Snowfall in al-Jazira regions, in north-eastern Syria, for one day last week, paralyzed markets and interrupted major roads, causing difficulty in transporting between the cities and towns of the region.
In addition to power interruption in some cities, and the increase in the prices of some basic foodstuffs, mainly bread.
The snowfall in Qamishli, the largest city in the region, caused a near-total closure of the markets on last Thursday and Friday, while the price of bread bundle increased triple.
In the early hours of Thursday, Shams al-Din, a vegetable seller in Qamishli market tried to remove the accumulated snow in front of his shop, but he was surprised, after hours, about the almost complete absence of movement in the market, a place which is usually crowded at this time of the day.
City movement stopped because of the snow, where would the people go shopping
Shams al-Din blamed the Autonomous Administration for laxity in preparing for emergency situations, as which the city is witnessing, "Those who run this city have not prepared anything for this day, so the price of bread bundle has risen today from 100 Syrian pounds to 350 pounds.
Residents of the city say that paralysis was not limited to the movement of markets, but that the main roads between Qamishli and other towns were interrupted east and west.
Firas Hassan, a resident of Qamishli who works as an employee in the city of Remailan, was unable to go to his job on Thursday because of the accumulation of snow and the interruption of roads. "I could not get to my place of work because of the interruption of roads," he said.
Thus, the transportation companies in the main bus station in Qamishli city at the industrial area were obliged to cancel all travels due to current weather conditions, according to employees of those companies. "We feared accident," they said.
The amount of snowfall in the city of Qamishli reached 13.6 mm, according to the General Directorate of Meteorology Weather forecasting in Syria.
Residents of the towns and villages surrounding Qamishli go to the city on a daily basis, with the aim of shopping, in addition to visiting doctors, receiving treatment and for the sake of the administration of transactions in the official departments. Fadel al-Naheir, from the town of Tal-Kochar, a bordering town with Iraq, about 90km away from Qamishli, arrived in the city with difficulty on Thursday morning, to acquire essential needs for his family, but he was unable to return to his house so he had to book a room in a hotel, " I couldn't go back because the road was closed and I didn't buy my family’s needs because the markets were also closed," he said.

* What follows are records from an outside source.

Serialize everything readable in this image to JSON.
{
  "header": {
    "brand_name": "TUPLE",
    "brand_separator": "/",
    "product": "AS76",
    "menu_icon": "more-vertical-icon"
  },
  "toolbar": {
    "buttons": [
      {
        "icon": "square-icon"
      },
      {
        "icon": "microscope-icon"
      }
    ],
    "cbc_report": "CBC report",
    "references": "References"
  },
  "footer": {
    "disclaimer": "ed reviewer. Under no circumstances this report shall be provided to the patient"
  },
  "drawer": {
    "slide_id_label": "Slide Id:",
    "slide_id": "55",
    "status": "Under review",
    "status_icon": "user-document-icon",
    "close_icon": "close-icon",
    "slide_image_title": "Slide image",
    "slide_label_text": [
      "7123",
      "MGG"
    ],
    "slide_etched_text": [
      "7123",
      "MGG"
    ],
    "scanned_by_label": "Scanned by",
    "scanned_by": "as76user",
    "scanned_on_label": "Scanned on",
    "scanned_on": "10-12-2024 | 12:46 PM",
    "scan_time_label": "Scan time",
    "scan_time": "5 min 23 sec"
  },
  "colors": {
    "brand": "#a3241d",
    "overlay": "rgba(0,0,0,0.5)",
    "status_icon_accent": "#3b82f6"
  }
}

The Autonomous Administration formed during the past year in north and east of Syria, an emergency committee after the heavy rains witnessed by the region last winter, and the spread of fires which affected agricultural crops in the harvest season.
The committee, which includes representatives from the municipality, the traffic department, the Internal Security Forces and the Economic Committee, is working to address sudden cases of emergencies, according to data issued at the time of its establishment.
Nevertheless, residents in Qamishli criticized what they described as the weakness and uselessness of the committee after what they had gone through during the two snowy days.
The municipal representative in the emergency committee, Masoud Youssef told North-Press that they did all their best on the first day of the snowfall to open roads in and to the city. "It is true that the situation in the early hours of the morning was inappropriate, but we did our work urgently," he said.
Youssef denied the high prices of food products, especially bread, indicating that they made checking tours on the bakeries and the price was appropriate, as they did not receive complaints in this regard. “We did not witness any raise in prices of bread, but the residents’ fear that snow will continue to fall pushes them to take more than their needs, which causes heavy turnout on the bakeries," Youssef noted.
The problems of market stagnation and the blockage of some roads were accompanied by a blackout in all of the cities of Qamishli, Hasakah, Amude, Darbasiya and Tal-Tamr, which lasted for two consecutive days, in addition to a lack of availability of gas cylinders, according to residents who spoke to North-Press.